実質的なマルチタスクの効果として、星野リゾートの各施設で提供されている多くのサービスが、トップダウンではなく、サービススタッフによって考案されていることが挙げられる。
星野リゾートでは、社員の提案により、大半の新しいサービスが始まっている。
サービススタッフは、施設のある地域に暮らしているので、地域の人でしか分からないようなディープな魅力を発見して、それを新たな観光サービスに反映させる取り組みが日々行われている。
典型的な例として挙げられるのは、青森県十和田市の「奥入瀬渓流ホテル」で提供されている「苔」にまつわるサービスだ。中でも「苔さんぽ」は、ルーペやスマートフォンのレンズで奥入瀬川流域の苔を観察して歩く、人気のアクティビティだ。2014年から行っている。
同ホテルの渓流コンシェルジュである丹羽裕之氏は、奥入瀬渓流の景観が、約300種と豊富な種類が生育する苔がもたらしていることに気付いた。実は、2013年には日本蘚苔類学会によって「日本の貴重なコケの森」の1つに奥入瀬渓流が選ばれ、2014年には日本蘚苔類学会43回大会が、青森県で初めて奥入瀬渓流ホテルで開催されている。

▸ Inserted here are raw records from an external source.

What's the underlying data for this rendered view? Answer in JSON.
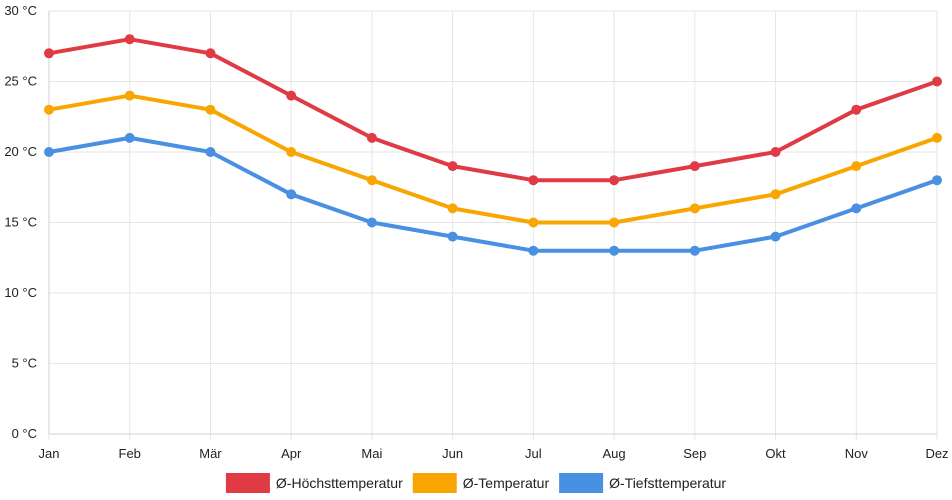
{
  "chart_data": {
    "type": "line",
    "title": "",
    "xlabel": "",
    "ylabel": "",
    "categories": [
      "Jan",
      "Feb",
      "Mär",
      "Apr",
      "Mai",
      "Jun",
      "Jul",
      "Aug",
      "Sep",
      "Okt",
      "Nov",
      "Dez"
    ],
    "y_ticks": [
      0,
      5,
      10,
      15,
      20,
      25,
      30
    ],
    "y_tick_labels": [
      "0 °C",
      "5 °C",
      "10 °C",
      "15 °C",
      "20 °C",
      "25 °C",
      "30 °C"
    ],
    "ylim": [
      0,
      30
    ],
    "grid": true,
    "legend_position": "bottom-center",
    "series": [
      {
        "name": "Ø-Höchsttemperatur",
        "color": "#e03a45",
        "values": [
          27,
          28,
          27,
          24,
          21,
          19,
          18,
          18,
          19,
          20,
          23,
          25
        ]
      },
      {
        "name": "Ø-Temperatur",
        "color": "#f9a602",
        "values": [
          23,
          24,
          23,
          20,
          18,
          16,
          15,
          15,
          16,
          17,
          19,
          21
        ]
      },
      {
        "name": "Ø-Tiefsttemperatur",
        "color": "#4a90e2",
        "values": [
          20,
          21,
          20,
          17,
          15,
          14,
          13,
          13,
          13,
          14,
          16,
          18
        ]
      }
    ]
  }
}
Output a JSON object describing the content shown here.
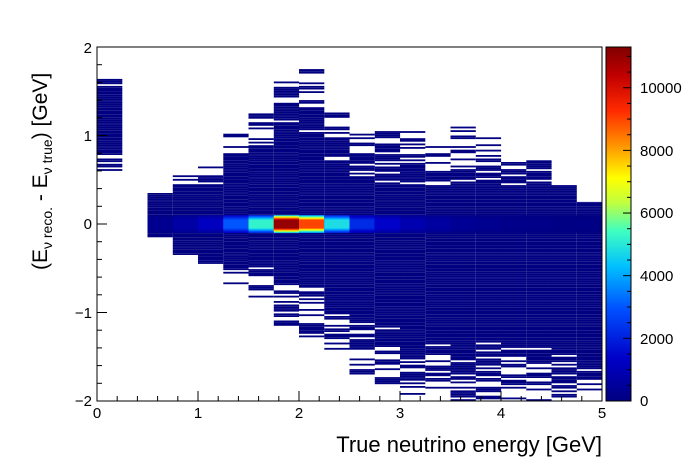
{
  "chart_data": {
    "type": "heatmap",
    "title": "",
    "xlabel": "True neutrino energy [GeV]",
    "ylabel_parts": [
      "(E",
      "ν reco.",
      " - E",
      "ν true",
      ") [GeV]"
    ],
    "xlim": [
      0,
      5
    ],
    "ylim": [
      -2,
      2
    ],
    "x_ticks": [
      "0",
      "1",
      "2",
      "3",
      "4",
      "5"
    ],
    "y_ticks": [
      "−2",
      "−1",
      "0",
      "1",
      "2"
    ],
    "z_range": [
      0,
      11300
    ],
    "colorbar_ticks": [
      "0",
      "2000",
      "4000",
      "6000",
      "8000",
      "10000"
    ],
    "colorbar_tick_values": [
      0,
      2000,
      4000,
      6000,
      8000,
      10000
    ],
    "x_bin_width": 0.25,
    "y_bin_width": 0.02,
    "grid": false,
    "colormap": "ROOT kBird/rainbow (dark blue → cyan → yellow → red → dark red)",
    "core_bins": [
      {
        "x": 0.625,
        "y_lo": -0.1,
        "y_hi": 0.1,
        "value": 300
      },
      {
        "x": 0.875,
        "y_lo": -0.1,
        "y_hi": 0.1,
        "value": 700
      },
      {
        "x": 1.125,
        "y_lo": -0.1,
        "y_hi": 0.1,
        "value": 1200
      },
      {
        "x": 1.375,
        "y_lo": -0.1,
        "y_hi": 0.1,
        "value": 3000
      },
      {
        "x": 1.625,
        "y_lo": -0.1,
        "y_hi": 0.1,
        "value": 5200
      },
      {
        "x": 1.875,
        "y_lo": -0.1,
        "y_hi": 0.1,
        "value": 11000
      },
      {
        "x": 2.125,
        "y_lo": -0.1,
        "y_hi": 0.1,
        "value": 9000
      },
      {
        "x": 2.375,
        "y_lo": -0.1,
        "y_hi": 0.1,
        "value": 4800
      },
      {
        "x": 2.625,
        "y_lo": -0.1,
        "y_hi": 0.1,
        "value": 2200
      },
      {
        "x": 2.875,
        "y_lo": -0.1,
        "y_hi": 0.1,
        "value": 1400
      },
      {
        "x": 3.125,
        "y_lo": -0.1,
        "y_hi": 0.1,
        "value": 900
      },
      {
        "x": 3.375,
        "y_lo": -0.1,
        "y_hi": 0.1,
        "value": 600
      },
      {
        "x": 3.625,
        "y_lo": -0.1,
        "y_hi": 0.1,
        "value": 400
      },
      {
        "x": 3.875,
        "y_lo": -0.1,
        "y_hi": 0.1,
        "value": 300
      },
      {
        "x": 4.125,
        "y_lo": -0.1,
        "y_hi": 0.1,
        "value": 200
      },
      {
        "x": 4.375,
        "y_lo": -0.1,
        "y_hi": 0.1,
        "value": 150
      },
      {
        "x": 4.625,
        "y_lo": -0.1,
        "y_hi": 0.1,
        "value": 100
      },
      {
        "x": 4.875,
        "y_lo": -0.1,
        "y_hi": 0.1,
        "value": 80
      }
    ],
    "populated_extent": [
      {
        "x_lo": 0.0,
        "x_hi": 0.25,
        "y_lo": 0.6,
        "y_hi": 1.7
      },
      {
        "x_lo": 0.5,
        "x_hi": 0.75,
        "y_lo": -0.15,
        "y_hi": 0.35
      },
      {
        "x_lo": 0.75,
        "x_hi": 1.0,
        "y_lo": -0.35,
        "y_hi": 0.55
      },
      {
        "x_lo": 1.0,
        "x_hi": 1.25,
        "y_lo": -0.45,
        "y_hi": 0.65
      },
      {
        "x_lo": 1.25,
        "x_hi": 1.5,
        "y_lo": -0.7,
        "y_hi": 1.1
      },
      {
        "x_lo": 1.5,
        "x_hi": 1.75,
        "y_lo": -0.95,
        "y_hi": 1.3
      },
      {
        "x_lo": 1.75,
        "x_hi": 2.0,
        "y_lo": -1.15,
        "y_hi": 1.65
      },
      {
        "x_lo": 2.0,
        "x_hi": 2.25,
        "y_lo": -1.3,
        "y_hi": 1.75
      },
      {
        "x_lo": 2.25,
        "x_hi": 2.5,
        "y_lo": -1.5,
        "y_hi": 1.3
      },
      {
        "x_lo": 2.5,
        "x_hi": 2.75,
        "y_lo": -1.7,
        "y_hi": 1.05
      },
      {
        "x_lo": 2.75,
        "x_hi": 3.0,
        "y_lo": -1.85,
        "y_hi": 1.15
      },
      {
        "x_lo": 3.0,
        "x_hi": 3.25,
        "y_lo": -1.95,
        "y_hi": 1.05
      },
      {
        "x_lo": 3.25,
        "x_hi": 3.5,
        "y_lo": -2.0,
        "y_hi": 0.95
      },
      {
        "x_lo": 3.5,
        "x_hi": 3.75,
        "y_lo": -2.0,
        "y_hi": 1.1
      },
      {
        "x_lo": 3.75,
        "x_hi": 4.0,
        "y_lo": -2.0,
        "y_hi": 1.0
      },
      {
        "x_lo": 4.0,
        "x_hi": 4.25,
        "y_lo": -2.0,
        "y_hi": 0.85
      },
      {
        "x_lo": 4.25,
        "x_hi": 4.5,
        "y_lo": -2.0,
        "y_hi": 0.75
      },
      {
        "x_lo": 4.5,
        "x_hi": 4.75,
        "y_lo": -2.0,
        "y_hi": 0.5
      },
      {
        "x_lo": 4.75,
        "x_hi": 5.0,
        "y_lo": -2.0,
        "y_hi": 0.25
      }
    ]
  }
}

最初は、渓流を目当てに観光に来る人に苔さんぽを推奨しても、参加者はごくわずか。星野佳路代表すら、よく理解できなかったという。しかし、丹羽氏は、ルーペを通して見る苔のバラエティに富んだ形状の面白さ、苔から見た生態系の変容のダイナミズムを、自ら深く研究して説き続けた。その結果、苔さんぽは人気アクティビティに成長した。
今では、奥入瀬渓流ホテルに「苔スイートルーム」という、本物の苔を使い、苔に包まれているかのような客室まである。館内パブリックエリアには、幅8.5メートルの「苔アートウォール」を設置。苔玉そっくりな外見の「苔玉アイス」も、ラウンジで販売している。
苔観光は顧客の期待を超える、奥入瀬渓流ホテルのメインコンテンツとして、スポットライトを浴びるまでに成長した。